Cuarta. En este libro el factor que con más interés se ha seguido es el de la «fractura catalana», de ordinario marginada por los políticos y analistas que acostumbran a practicar deliberada y sistemáticamente la trampa de la «sinécdoque política». Sinécdoque es una figura retórica que consiste en identificar o confundir la parte con el todo o el todo con la parte (un ejército de 20.000 bayonetas que equivalen a 20.000 soldados). Pues bien, en política es habitual apropiarse del todo cuando únicamente se posee una parte.

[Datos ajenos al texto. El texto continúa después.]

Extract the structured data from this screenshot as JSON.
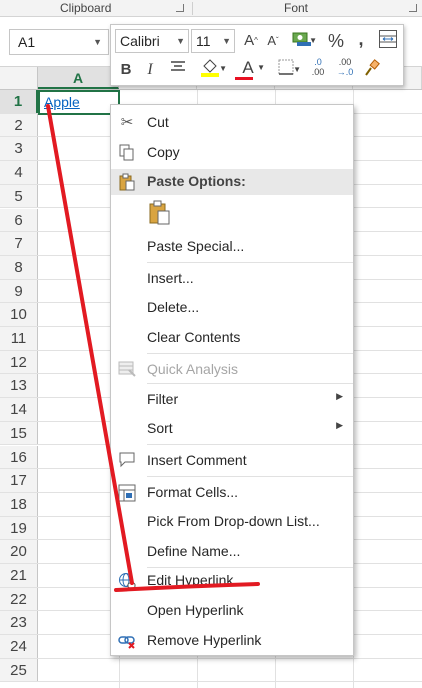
{
  "ribbon": {
    "clipboard_label": "Clipboard",
    "font_label": "Font"
  },
  "name_box": {
    "value": "A1"
  },
  "grid": {
    "active_column": "A",
    "rows": [
      "1",
      "2",
      "3",
      "4",
      "5",
      "6",
      "7",
      "8",
      "9",
      "10",
      "11",
      "12",
      "13",
      "14",
      "15",
      "16",
      "17",
      "18",
      "19",
      "20",
      "21",
      "22",
      "23",
      "24",
      "25"
    ],
    "cell_a1": "Apple"
  },
  "mini_toolbar": {
    "font_name": "Calibri",
    "font_size": "11",
    "grow_font": "A",
    "shrink_font": "A",
    "percent": "%",
    "comma": ",",
    "bold": "B",
    "italic": "I",
    "font_color_letter": "A",
    "increase_decimal_top": ".0",
    "increase_decimal_bottom": ".00",
    "decrease_decimal_top": ".00",
    "decrease_decimal_bottom": "→.0",
    "font_color": "#e81123",
    "highlight_color": "#ffff00"
  },
  "context_menu": {
    "items": [
      {
        "label": "Cut",
        "icon": "scissors-icon"
      },
      {
        "label": "Copy",
        "icon": "copy-icon"
      },
      {
        "label": "Paste Options:",
        "icon": "paste-icon"
      },
      {
        "label": "Paste Special...",
        "icon": ""
      },
      {
        "label": "Insert...",
        "icon": ""
      },
      {
        "label": "Delete...",
        "icon": ""
      },
      {
        "label": "Clear Contents",
        "icon": ""
      },
      {
        "label": "Quick Analysis",
        "icon": "quick-analysis-icon"
      },
      {
        "label": "Filter",
        "icon": ""
      },
      {
        "label": "Sort",
        "icon": ""
      },
      {
        "label": "Insert Comment",
        "icon": "comment-icon"
      },
      {
        "label": "Format Cells...",
        "icon": "format-cells-icon"
      },
      {
        "label": "Pick From Drop-down List...",
        "icon": ""
      },
      {
        "label": "Define Name...",
        "icon": ""
      },
      {
        "label": "Edit Hyperlink...",
        "icon": "globe-link-icon"
      },
      {
        "label": "Open Hyperlink",
        "icon": ""
      },
      {
        "label": "Remove Hyperlink",
        "icon": "remove-link-icon"
      }
    ]
  },
  "colors": {
    "excel_green": "#217346",
    "hyperlink_blue": "#0563c1",
    "annotation_red": "#e21a22"
  }
}
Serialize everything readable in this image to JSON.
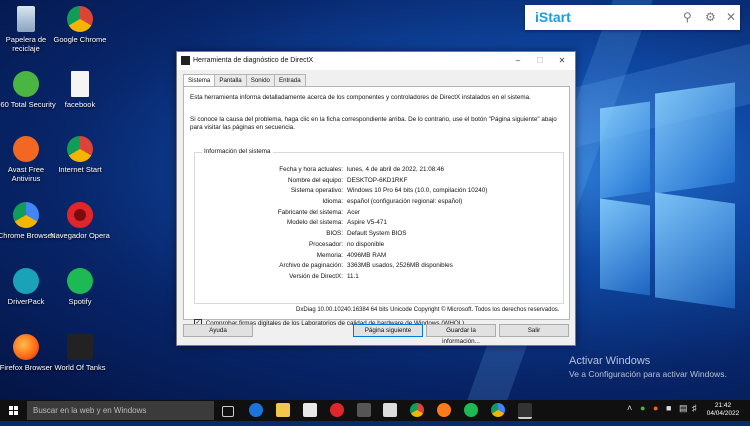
{
  "desktop_icons": [
    {
      "label": "Papelera de reciclaje",
      "icon": "recycle-bin-icon"
    },
    {
      "label": "Google Chrome",
      "icon": "chrome-icon"
    },
    {
      "label": "360 Total Security",
      "icon": "security-360-icon"
    },
    {
      "label": "facebook",
      "icon": "file-icon"
    },
    {
      "label": "Avast Free Antivirus",
      "icon": "avast-icon"
    },
    {
      "label": "Internet Start",
      "icon": "chrome-icon"
    },
    {
      "label": "Chrome Browser",
      "icon": "chrome-icon"
    },
    {
      "label": "Navegador Opera",
      "icon": "opera-icon"
    },
    {
      "label": "DriverPack",
      "icon": "driverpack-icon"
    },
    {
      "label": "Spotify",
      "icon": "spotify-icon"
    },
    {
      "label": "Firefox Browser",
      "icon": "firefox-icon"
    },
    {
      "label": "World Of Tanks",
      "icon": "world-of-tanks-icon"
    }
  ],
  "istart": {
    "brand": "iStart"
  },
  "watermark": {
    "line1": "Activar Windows",
    "line2": "Ve a Configuración para activar Windows."
  },
  "dxdiag": {
    "title": "Herramienta de diagnóstico de DirectX",
    "tabs": [
      "Sistema",
      "Pantalla",
      "Sonido",
      "Entrada"
    ],
    "intro": "Esta herramienta informa detalladamente acerca de los componentes y controladores de DirectX instalados en el sistema.",
    "intro2": "Si conoce la causa del problema, haga clic en la ficha correspondiente arriba. De lo contrario, use el botón \"Página siguiente\" abajo para visitar las páginas en secuencia.",
    "group_title": "Información del sistema",
    "rows": [
      {
        "k": "Fecha y hora actuales:",
        "v": "lunes, 4 de abril de 2022, 21:08:46"
      },
      {
        "k": "Nombre del equipo:",
        "v": "DESKTOP-6KD1RKF"
      },
      {
        "k": "Sistema operativo:",
        "v": "Windows 10 Pro 64 bits (10.0, compilación 10240)"
      },
      {
        "k": "Idioma:",
        "v": "español (configuración regional: español)"
      },
      {
        "k": "Fabricante del sistema:",
        "v": "Acer"
      },
      {
        "k": "Modelo del sistema:",
        "v": "Aspire V5-471"
      },
      {
        "k": "BIOS:",
        "v": "Default System BIOS"
      },
      {
        "k": "Procesador:",
        "v": "no disponible"
      },
      {
        "k": "Memoria:",
        "v": "4096MB RAM"
      },
      {
        "k": "Archivo de paginación:",
        "v": "3363MB usados, 2526MB disponibles"
      },
      {
        "k": "Versión de DirectX:",
        "v": "11.1"
      }
    ],
    "checkbox_label": "Comprobar firmas digitales de los Laboratorios de calidad de hardware de Windows (WHQL)",
    "footer": "DxDiag 10.00.10240.16384 64 bits Unicode  Copyright © Microsoft. Todos los derechos reservados.",
    "buttons": {
      "help": "Ayuda",
      "next": "Página siguiente",
      "save": "Guardar la información...",
      "exit": "Salir"
    }
  },
  "taskbar": {
    "search_placeholder": "Buscar en la web y en Windows",
    "time": "21:42",
    "date": "04/04/2022"
  }
}
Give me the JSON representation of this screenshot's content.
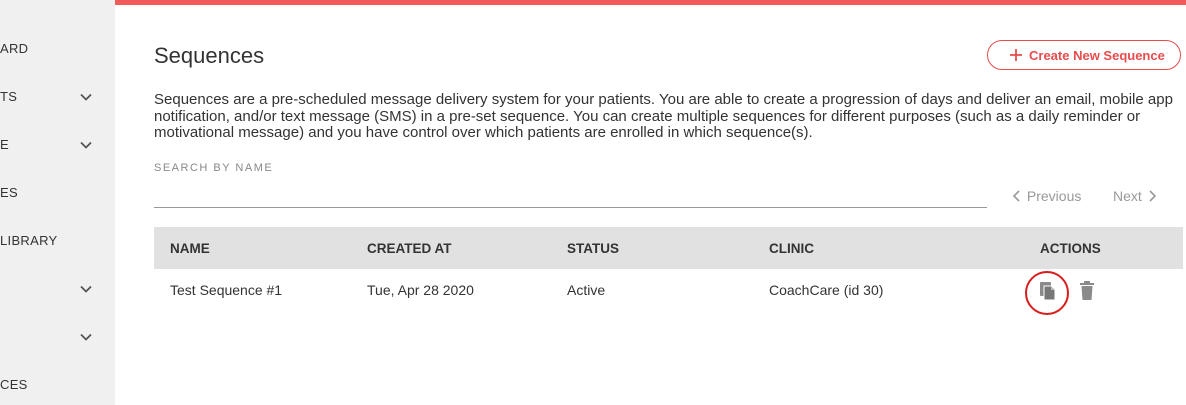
{
  "colors": {
    "accent": "#e84c4c",
    "topbar": "#f05a5a",
    "sidebar_bg": "#f0f0f0",
    "table_header_bg": "#e1e1e1"
  },
  "sidebar": {
    "items": [
      {
        "label": "ARD",
        "has_chevron": false
      },
      {
        "label": "TS",
        "has_chevron": true
      },
      {
        "label": "E",
        "has_chevron": true
      },
      {
        "label": "ES",
        "has_chevron": false
      },
      {
        "label": "LIBRARY",
        "has_chevron": false
      },
      {
        "label": "",
        "has_chevron": true
      },
      {
        "label": "",
        "has_chevron": true
      },
      {
        "label": "CES",
        "has_chevron": false
      }
    ]
  },
  "header": {
    "title": "Sequences",
    "create_button_label": "Create New Sequence",
    "create_button_icon": "plus-icon"
  },
  "description": "Sequences are a pre-scheduled message delivery system for your patients. You are able to create a progression of days and deliver an email, mobile app notification, and/or text message (SMS) in a pre-set sequence. You can create multiple sequences for different purposes (such as a daily reminder or motivational message) and you have control over which patients are enrolled in which sequence(s).",
  "search": {
    "label": "SEARCH BY NAME",
    "value": "",
    "placeholder": ""
  },
  "pagination": {
    "previous_label": "Previous",
    "next_label": "Next"
  },
  "table": {
    "columns": [
      "NAME",
      "CREATED AT",
      "STATUS",
      "CLINIC",
      "ACTIONS"
    ],
    "rows": [
      {
        "name": "Test Sequence #1",
        "created_at": "Tue, Apr 28 2020",
        "status": "Active",
        "clinic": "CoachCare (id 30)",
        "actions": [
          "duplicate-icon",
          "trash-icon"
        ]
      }
    ]
  }
}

Así es como Maciá o Companys se atrevían a hablar en nombre y representación del «pueblo catalán» siendo así que únicamente contaban con los votos de su partido. Y, por lo mismo, los políticos de la extrema Derecha pretendieron imputar —y naturalmente castigar— a todos los catalanes por un delito de rebelión que sólo había cometido una parte de ellos aunque hablando falsamente en nombre de todos. El empleo de la sinécdoque política es confusionista y suele desembocar en consecuencias disparatadas.
Como consecuencia de esta arbitraria apropiación del todo por la parte se intentó plantear una tensión entre dos bandos —Cataluña contra España— cuando sólo era admisible hablar de una parte de Cataluña junto a sus compañeros de España, por un lado, y de otra parte de Cataluña, junto a sus compañeros de España, por el otro, y, en último extremo, una parte de Cataluña contra la otra: una especie de guerra civil territorial dentro de una guerra civil general.
Dicho sea en términos reduccionistas: izquierdas frente a derechas y no Cataluña frente a España. Lo que en estas circunstancias hizo el 6 de octubre fue ahondar la inevitable fractura entre las izquierdas y las derechas tanto de Cataluña como del resto de España. A los efectos de este libro tal constatación ha tenido unas consecuencias importantes puesto que, basado inevitablemente en fuentes y personas en su mayoría catalanas, no ha escuchado una sola voz (la de Cataluña) sino tres como mínimo: la de la Esquerra, la de la Lliga y la anarquista; las tres catalanas aunque muy diferentes entre sí. Y de esta manera, enfocado el campo desde tres ángulos distintos, se han podido iluminar zonas oscuras y despejarse ciertas contradicciones que eran sólo aparentes.